Can asymptotes be considered as common tangent to two branches of hyperbola?

Question

Today I was solving archive of jee advanced and I found a matrix question of 2008 regarding whether two branches of a hyperbola has a common tangent or not. The answer was no they don't. But then I thought of asymptotes and it's definition everywhere comprises of the fact that it's a tangent at infinity to the hyperbola. And so now I'm a bit confused regarding the very definition of the hyperbola. Thanks in advance.

Answer 1

An asymptote is a line that approaches a curve arbitrarily closely. Being a tangent at infinity is a mere misconception so we can say that we don't have any common tangent for a hyperbola.

Answer 2

In projective geometry, the two asymptotes are two lines tangent to the projective closure of the hyperbola (at two different points) whereas a common tangent is one line tangent to two different curves (at two different points). Projectively the hyperbola is just one curve as the circle is one curve.
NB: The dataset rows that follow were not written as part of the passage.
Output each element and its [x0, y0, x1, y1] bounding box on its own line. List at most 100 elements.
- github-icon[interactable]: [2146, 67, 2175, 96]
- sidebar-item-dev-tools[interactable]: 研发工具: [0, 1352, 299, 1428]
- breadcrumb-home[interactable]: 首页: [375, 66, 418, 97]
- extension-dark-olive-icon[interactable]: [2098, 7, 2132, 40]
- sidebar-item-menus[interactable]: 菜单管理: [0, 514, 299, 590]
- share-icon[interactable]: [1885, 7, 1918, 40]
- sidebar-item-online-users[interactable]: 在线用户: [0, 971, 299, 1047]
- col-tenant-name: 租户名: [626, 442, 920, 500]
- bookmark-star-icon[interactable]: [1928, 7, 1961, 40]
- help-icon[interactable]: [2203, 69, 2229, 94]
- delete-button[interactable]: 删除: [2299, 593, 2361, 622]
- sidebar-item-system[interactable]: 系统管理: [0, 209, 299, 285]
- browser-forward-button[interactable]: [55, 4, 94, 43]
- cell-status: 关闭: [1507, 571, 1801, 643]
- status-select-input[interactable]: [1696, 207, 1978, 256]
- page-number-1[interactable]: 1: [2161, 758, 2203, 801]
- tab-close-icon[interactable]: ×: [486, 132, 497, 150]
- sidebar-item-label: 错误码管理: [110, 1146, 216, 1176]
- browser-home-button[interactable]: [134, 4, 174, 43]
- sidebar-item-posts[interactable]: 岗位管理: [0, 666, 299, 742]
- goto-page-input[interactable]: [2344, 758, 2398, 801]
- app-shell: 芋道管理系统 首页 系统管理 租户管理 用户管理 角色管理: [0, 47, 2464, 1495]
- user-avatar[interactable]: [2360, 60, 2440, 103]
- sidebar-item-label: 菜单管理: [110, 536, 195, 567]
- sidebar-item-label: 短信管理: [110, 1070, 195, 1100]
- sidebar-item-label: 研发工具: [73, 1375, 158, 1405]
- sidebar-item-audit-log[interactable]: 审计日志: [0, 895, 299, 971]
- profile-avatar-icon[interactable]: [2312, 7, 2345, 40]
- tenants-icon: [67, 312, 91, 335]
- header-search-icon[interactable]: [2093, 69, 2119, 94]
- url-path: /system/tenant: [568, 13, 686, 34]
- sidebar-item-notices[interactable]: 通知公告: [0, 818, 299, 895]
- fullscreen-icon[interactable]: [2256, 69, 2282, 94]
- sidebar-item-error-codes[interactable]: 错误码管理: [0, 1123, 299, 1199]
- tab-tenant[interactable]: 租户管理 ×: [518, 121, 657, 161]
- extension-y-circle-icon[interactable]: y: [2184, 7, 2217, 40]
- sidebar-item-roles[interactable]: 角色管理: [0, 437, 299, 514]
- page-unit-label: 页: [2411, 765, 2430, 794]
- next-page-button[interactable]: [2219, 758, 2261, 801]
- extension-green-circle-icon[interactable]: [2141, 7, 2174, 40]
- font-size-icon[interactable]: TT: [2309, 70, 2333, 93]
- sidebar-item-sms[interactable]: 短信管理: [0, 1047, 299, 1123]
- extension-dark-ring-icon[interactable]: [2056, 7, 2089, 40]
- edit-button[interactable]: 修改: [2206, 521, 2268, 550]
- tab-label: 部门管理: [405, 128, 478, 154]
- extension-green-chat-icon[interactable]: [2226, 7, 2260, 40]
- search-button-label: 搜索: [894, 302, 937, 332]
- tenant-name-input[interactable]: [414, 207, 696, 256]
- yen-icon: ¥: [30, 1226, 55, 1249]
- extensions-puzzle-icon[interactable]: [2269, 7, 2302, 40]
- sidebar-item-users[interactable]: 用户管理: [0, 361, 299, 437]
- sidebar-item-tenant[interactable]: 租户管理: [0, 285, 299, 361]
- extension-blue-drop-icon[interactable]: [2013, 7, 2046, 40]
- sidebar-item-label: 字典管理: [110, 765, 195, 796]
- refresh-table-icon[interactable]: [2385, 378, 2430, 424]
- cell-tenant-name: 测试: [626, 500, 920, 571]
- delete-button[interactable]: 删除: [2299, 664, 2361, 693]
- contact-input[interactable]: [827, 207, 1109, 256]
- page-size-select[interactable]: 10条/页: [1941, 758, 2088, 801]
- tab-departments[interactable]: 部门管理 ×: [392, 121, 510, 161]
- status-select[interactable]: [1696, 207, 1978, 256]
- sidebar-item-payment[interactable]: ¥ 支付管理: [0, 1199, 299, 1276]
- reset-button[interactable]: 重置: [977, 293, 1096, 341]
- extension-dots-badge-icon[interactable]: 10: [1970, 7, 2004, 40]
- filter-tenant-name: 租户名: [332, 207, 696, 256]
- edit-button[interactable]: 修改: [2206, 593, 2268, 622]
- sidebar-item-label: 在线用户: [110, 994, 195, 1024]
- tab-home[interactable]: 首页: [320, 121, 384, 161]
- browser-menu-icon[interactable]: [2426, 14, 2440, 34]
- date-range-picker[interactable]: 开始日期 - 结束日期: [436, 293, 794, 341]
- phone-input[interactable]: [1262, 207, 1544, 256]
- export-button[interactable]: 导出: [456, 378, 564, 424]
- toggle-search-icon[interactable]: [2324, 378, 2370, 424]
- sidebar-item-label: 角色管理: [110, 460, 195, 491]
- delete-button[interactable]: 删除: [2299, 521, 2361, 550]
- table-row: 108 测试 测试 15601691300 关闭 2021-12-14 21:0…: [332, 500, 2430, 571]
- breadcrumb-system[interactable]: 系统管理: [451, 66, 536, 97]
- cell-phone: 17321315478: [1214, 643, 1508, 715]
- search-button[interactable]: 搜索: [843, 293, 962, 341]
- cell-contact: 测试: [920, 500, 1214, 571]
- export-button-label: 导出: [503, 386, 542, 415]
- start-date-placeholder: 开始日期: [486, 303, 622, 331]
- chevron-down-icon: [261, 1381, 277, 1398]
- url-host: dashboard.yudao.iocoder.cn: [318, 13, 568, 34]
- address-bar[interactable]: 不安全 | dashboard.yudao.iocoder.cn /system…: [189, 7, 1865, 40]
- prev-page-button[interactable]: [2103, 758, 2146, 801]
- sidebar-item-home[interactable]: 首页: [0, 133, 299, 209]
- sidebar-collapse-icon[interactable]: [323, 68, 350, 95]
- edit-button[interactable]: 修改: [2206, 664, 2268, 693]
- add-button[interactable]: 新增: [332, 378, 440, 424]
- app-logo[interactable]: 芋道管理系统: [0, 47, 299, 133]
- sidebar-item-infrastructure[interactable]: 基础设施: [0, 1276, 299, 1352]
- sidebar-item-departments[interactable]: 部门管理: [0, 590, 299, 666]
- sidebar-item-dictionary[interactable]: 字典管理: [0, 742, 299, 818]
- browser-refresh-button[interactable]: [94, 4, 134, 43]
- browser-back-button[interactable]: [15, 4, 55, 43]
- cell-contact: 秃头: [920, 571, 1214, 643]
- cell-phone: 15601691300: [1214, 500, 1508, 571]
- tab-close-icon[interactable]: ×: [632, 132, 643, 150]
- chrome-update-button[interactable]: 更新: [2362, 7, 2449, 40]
To make this precise. In projective geometry we have $x^2-y^2=z^2.$ If we let $z=1$ we get $x^2-y^2=1$ which is a hyperbola in the affine plane.

Now if we look at the line at infinity, $z=0,$ we get $x^2-y^2=0$ in the ${\Bbb P}^1$ or algebraically $k[x,y].$ This only means that in the affine $y=1$, $x=\pm 1$ or the curve $x^2-y^2=z^2$ intersects the line at infinity in two points: $(x:y:z)=(\pm 1:1:0).$ The asymptotes $x^2-y^2=0$ also intersect the line at infinity in these two points. To make things clearer we can look at the other two affines $x=1$ and $y=1$: $1^2-y^2=z^2$ and $x^2-1^2=z^2$ or $y^2+z^2=1$ and $x^2-z^2=1.$ One is the circle and the other is a hyperbola like in the affine $z=1.$ Let's look closer at the circle: $y^2+z^2=1$ and the line $z=0.$ This is now just a line through the origin and intersects the circle in two diametrically opposite points: $(1:\pm 1:0).$ These are the same two points as before, projectively. Now look at the lines $x+y=0$ and $x-y=0$ in the $z=1$ affine. In the $x=1$ affine these become $1+y=0$ and $1-y=0$ or the tangent lines $y=1$ at $(1:1:0)$ and $y=-1$ at $(1:-1:0)$ to $y^2+z^2=1.$

Added: over the reals remember that ${\Bbb P}^2$ is not orientable.